Digital Display Requirements

a. Full-color P1, P2, or P3 LED panel wall meeting the minimum display dimensions.

b. A required viewing distance restriction is based on Pixel Pitch’s optimal viewing distance and total available exhibition space 2x that of the optimal viewing distance. The optimal viewing distance is typically 2-3 times the pixel pitch number in meters. 

  1. P1 = 2-3 Meters
  2. P2 = 4-6 Meters 
  3. P3 = 6-9 Meters

c. Displaced Anger should be exhibited in pairs, two displays per wall, centered, half a width of separation between pieces. This format represents the two forms (trait anger and state anger) and expressions (anger-in and anger-out) to be contemplated by the audience while viewing. 

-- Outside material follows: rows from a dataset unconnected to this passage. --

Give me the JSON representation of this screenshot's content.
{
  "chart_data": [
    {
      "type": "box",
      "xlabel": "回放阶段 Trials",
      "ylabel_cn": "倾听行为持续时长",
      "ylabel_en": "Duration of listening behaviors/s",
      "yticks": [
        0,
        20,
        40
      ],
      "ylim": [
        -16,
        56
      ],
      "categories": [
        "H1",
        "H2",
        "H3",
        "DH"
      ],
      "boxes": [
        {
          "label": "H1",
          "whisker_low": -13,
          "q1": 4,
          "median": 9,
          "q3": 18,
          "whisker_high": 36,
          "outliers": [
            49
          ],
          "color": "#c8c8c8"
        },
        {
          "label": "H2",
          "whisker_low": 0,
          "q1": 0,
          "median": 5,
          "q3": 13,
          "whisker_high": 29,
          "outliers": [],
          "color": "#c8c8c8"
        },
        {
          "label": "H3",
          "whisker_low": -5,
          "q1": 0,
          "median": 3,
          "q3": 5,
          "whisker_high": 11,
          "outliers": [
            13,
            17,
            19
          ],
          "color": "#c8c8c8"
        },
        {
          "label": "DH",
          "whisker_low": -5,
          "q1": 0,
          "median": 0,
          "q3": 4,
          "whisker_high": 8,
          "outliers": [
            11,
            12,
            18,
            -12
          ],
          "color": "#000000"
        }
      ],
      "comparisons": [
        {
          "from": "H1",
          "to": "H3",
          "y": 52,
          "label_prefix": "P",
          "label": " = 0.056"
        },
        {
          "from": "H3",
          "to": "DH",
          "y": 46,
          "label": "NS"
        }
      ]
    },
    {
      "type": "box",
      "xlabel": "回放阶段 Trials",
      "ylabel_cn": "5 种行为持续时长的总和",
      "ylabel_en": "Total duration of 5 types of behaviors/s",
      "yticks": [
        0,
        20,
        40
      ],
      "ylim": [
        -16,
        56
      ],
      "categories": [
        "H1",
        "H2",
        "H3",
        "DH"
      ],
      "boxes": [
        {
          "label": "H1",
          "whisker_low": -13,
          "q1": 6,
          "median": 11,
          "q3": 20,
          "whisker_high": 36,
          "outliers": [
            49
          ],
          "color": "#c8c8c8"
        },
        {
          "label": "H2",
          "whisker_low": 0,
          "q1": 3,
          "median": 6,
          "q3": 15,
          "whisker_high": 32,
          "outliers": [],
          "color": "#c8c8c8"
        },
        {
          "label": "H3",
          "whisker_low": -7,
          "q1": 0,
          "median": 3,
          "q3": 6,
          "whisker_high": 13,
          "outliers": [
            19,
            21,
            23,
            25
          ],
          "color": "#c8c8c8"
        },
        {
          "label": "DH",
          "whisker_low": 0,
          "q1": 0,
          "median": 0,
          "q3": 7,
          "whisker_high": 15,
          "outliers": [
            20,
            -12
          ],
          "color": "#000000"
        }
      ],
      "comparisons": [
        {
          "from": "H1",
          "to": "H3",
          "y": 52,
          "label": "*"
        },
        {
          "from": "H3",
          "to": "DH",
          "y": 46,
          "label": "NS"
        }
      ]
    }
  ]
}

Ex. an exhibition space with two walls requires four Displaced Anger pieces total, with two displays on each wall. With P1 displays, a viewing distance restriction of 2-3 meters from each display and a minimum total exhibition space of 4-6 square meters. 

d. Displaced Anger should be displayed solo and not share a wall with any other art. 

e. Horizontal Display: 16:9 aspect ratio acceptable only for display sizes at or above 975.4cm : 548.6cm

f. Display Stretch Max 2.5% from full resolution. 

Physical Display Requirements

a. Full color, large format printing at 900DPI at the minimum display dimensions 

b. Printed on recycled materials using non-toxic inks with a semi-gloss finish

c. Printed Stills from Displaced Anger should be exhibited in collections of four or more with 12-24 centimeters separating pieces. 

d. Displaced Anger should be displayed solo and not share a wall with any other art.